Compiling expressions March 17, 2024
Playing around with compiling expressions to WASM.
Alright, so two weeks have passed, since I have written anything on here. Time to get going again.
My goal for 2024 is to implement a simple programming language that compiles to WebAssembly and that I can use to solve at least one Advent of Code problem.
This post is just a small note on where I am. More detailed posts on the lexer
and parser will be coming in the next few weeks. Currently I am making baby
steps in compiling an AST to WebAssembly instructions using the library
wasm_encoder in Rust.
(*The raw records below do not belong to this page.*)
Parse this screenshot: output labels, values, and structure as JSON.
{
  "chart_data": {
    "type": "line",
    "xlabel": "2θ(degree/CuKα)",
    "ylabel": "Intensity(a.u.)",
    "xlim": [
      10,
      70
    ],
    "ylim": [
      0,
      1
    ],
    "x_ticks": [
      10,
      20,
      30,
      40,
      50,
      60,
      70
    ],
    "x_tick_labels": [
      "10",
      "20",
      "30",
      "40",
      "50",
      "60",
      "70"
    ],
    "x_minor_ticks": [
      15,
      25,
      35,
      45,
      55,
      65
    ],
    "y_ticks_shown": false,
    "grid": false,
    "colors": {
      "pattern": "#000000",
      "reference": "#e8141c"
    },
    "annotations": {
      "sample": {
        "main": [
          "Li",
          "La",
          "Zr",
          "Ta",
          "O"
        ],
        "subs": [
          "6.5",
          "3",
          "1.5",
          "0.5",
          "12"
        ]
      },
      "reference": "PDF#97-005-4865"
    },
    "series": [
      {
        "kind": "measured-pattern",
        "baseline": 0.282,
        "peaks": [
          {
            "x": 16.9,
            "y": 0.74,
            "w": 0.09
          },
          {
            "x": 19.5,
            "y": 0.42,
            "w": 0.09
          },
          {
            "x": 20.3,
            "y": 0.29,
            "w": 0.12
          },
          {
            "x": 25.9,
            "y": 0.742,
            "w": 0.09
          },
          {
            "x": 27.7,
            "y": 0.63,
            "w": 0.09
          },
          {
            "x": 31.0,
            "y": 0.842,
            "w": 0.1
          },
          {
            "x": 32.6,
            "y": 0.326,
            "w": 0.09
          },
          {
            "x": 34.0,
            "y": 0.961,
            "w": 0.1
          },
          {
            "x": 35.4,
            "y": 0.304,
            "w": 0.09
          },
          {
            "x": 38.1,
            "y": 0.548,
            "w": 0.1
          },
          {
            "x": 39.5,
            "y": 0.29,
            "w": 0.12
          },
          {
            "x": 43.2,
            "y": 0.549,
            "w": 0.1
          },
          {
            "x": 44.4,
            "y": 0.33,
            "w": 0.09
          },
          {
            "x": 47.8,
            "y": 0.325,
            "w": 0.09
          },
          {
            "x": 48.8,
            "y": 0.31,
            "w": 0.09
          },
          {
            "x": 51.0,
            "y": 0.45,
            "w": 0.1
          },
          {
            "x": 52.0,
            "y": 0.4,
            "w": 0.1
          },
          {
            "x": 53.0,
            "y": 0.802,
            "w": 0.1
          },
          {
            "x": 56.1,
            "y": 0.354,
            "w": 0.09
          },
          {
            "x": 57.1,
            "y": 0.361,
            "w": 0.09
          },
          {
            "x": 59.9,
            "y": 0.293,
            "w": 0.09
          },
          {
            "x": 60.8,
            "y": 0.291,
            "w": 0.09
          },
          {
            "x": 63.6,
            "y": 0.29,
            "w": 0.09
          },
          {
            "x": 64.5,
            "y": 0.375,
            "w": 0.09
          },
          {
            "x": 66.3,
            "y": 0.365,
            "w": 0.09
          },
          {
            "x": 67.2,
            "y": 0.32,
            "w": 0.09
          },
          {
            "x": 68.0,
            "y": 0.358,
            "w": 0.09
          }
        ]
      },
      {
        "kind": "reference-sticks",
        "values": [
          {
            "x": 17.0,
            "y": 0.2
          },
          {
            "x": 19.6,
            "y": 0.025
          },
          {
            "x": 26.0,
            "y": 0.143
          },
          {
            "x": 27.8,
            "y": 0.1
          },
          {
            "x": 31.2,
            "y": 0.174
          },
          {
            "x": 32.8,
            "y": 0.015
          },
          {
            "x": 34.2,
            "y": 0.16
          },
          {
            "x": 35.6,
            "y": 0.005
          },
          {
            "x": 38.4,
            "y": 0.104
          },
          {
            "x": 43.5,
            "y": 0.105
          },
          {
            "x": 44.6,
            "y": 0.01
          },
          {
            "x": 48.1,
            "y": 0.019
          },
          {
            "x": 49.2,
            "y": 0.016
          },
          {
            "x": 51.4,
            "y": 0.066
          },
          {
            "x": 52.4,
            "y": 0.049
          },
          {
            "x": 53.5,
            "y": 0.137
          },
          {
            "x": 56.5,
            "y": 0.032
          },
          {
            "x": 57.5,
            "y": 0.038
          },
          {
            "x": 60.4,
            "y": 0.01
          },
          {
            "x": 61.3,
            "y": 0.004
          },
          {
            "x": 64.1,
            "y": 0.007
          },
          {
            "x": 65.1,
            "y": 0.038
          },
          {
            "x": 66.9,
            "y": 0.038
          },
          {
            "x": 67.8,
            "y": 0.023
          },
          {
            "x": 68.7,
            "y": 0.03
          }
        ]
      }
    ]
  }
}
More on that in the next few weeks as well.
But I am unsure of an elegant way to compile an expression like (+ 3 5) to
WebAssembly.
Compiling
For now, let’s assume the abstract syntax tree is defined like this:
enum Expr {
Number(f64),
Symbol(String),
List(Vec<Expr>)
}
That would mean the following piece of code
(/ (* 7 5) 2)
would be parsed into the following concrete syntax tree
Expr::List(vec![
Expr::Symbol("/"),
Expr::List(vec![
Expr::Symbol("*"),
Expr::Number(7.0),
Expr::Number(5.0),
])
Expr::Number(2.0),
])
Compiling it to WebAssembly should yield the following instructions.
f64.const 7
f64.const 5
f64.mul
f64.const 2
f64.div
If you are confused about these instructions, do not worry. They become more understandable, when we go on a brief tangent about a cool concept called stack machines.
Stack machines
As far as I understand, stack machines are machines, where temporary values live on a stack instead of in registers. Consider the compiled program from before, this time annotated with the values on the stack during execution.
# []
f64.const 7 # [7]
f64.const 5 # [5, 7]
f64.mul # [35] (7 * 5)
f64.const 2 # [2, 35]
f64.div # [17.5]
As you can see, we start with an empty stack. const pushes a literal value on
the stack (there are also variants for integers). mul pops the first two
values from the stack, multiplies them and pushes the result back onto the
stack. div does the same with division.
What confused me, was the order of arguments from the stack that div used. I
was expecting, that the operands would be “filled in” from left to right and
not from right to left. So, that
const a
const b
div
would result in b / a and not in a / b. That would result in the following
program, which I compiled the expressions to at first.
f64.const 2
f64.const 5
f64.const 7
f64.mul
f64.div
Additionally I thought this was reverse polish notation, but while researching for this post, I realized, that the actual compiled program was in reverse polish notation.
Back to compiling
So now, it seems to compile an expression like (+ 3 5) I essentially need to
flip around the operator/function (3 5 +) and then just emit the
corresponding instructions. I am just not yet sure, whether that is how it’s
done and whether I should do this in a pass before emitting instructions or
while emitting instructions.
Well, we’ll see.